Kosovo's Albanians will be happy with this—but they will have a bitter pill to swallow too. The Serb-inhabited north of Kosovo (north Mitrovica and beyond) will ignore independence and continue to operate as it does now—which is, in effect, as part of Serbia. Whether Serbs in the rest of Kosovo then choose to flee depends on what happens. In the long run Mr Kostunica may hope for a formal partition. Some Albanians would like that, but only if they get Albanian-inhabited parts of south Serbia in exchange. Partition, sighs one diplomat, is “the love that dares not speak its name”. If Kosovo can be partitioned, why not Macedonia and Bosnia?

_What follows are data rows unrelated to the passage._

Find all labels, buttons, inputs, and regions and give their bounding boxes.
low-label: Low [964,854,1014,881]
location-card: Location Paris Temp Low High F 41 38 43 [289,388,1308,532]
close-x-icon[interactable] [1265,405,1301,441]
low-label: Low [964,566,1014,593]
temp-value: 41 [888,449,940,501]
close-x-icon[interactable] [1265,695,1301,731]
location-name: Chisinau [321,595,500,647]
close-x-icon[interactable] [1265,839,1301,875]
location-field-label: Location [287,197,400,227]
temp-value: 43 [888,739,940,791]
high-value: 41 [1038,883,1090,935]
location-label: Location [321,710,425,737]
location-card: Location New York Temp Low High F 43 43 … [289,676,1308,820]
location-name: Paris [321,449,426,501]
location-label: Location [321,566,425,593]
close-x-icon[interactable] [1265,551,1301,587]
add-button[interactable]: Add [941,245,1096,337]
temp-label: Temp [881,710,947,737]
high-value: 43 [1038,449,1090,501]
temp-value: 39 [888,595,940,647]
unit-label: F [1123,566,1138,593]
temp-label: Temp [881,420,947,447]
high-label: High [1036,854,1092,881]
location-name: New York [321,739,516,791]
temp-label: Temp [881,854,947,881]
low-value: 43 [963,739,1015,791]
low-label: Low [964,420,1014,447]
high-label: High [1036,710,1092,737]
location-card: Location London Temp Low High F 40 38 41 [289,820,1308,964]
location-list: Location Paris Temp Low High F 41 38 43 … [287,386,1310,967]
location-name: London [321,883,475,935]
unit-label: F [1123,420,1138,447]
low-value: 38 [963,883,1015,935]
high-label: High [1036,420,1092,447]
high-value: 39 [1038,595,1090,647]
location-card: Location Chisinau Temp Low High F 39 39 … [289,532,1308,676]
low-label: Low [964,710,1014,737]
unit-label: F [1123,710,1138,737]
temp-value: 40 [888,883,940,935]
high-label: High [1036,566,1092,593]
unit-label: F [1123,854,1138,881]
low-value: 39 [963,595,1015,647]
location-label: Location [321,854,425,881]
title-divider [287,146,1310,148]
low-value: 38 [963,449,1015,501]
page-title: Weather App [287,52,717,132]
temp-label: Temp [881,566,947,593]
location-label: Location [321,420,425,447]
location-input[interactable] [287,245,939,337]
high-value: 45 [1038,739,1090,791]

Kosovo Albanian politicians seem curiously resigned to losing control of the north. Many think that, in the long run, Serbia will be forced to recognise the new Kosovo's territorial integrity as the price it has to pay to join the EU. In the short run, it is fashionable also to refer to the Irish precedent. Until 1999 the Irish Republic claimed the whole island of Ireland under its constitution, but it did not act on it. A future Serbia, with Kosovo still enshrined in its constitution, could take the same approach. If it does not, says Milica Delevic-Djilas, head of Perspektiva, a new think-tank meant to produce ideas about the Balkans and European integration, “It's the end of regional co-operation and of our aspirations for the EU.”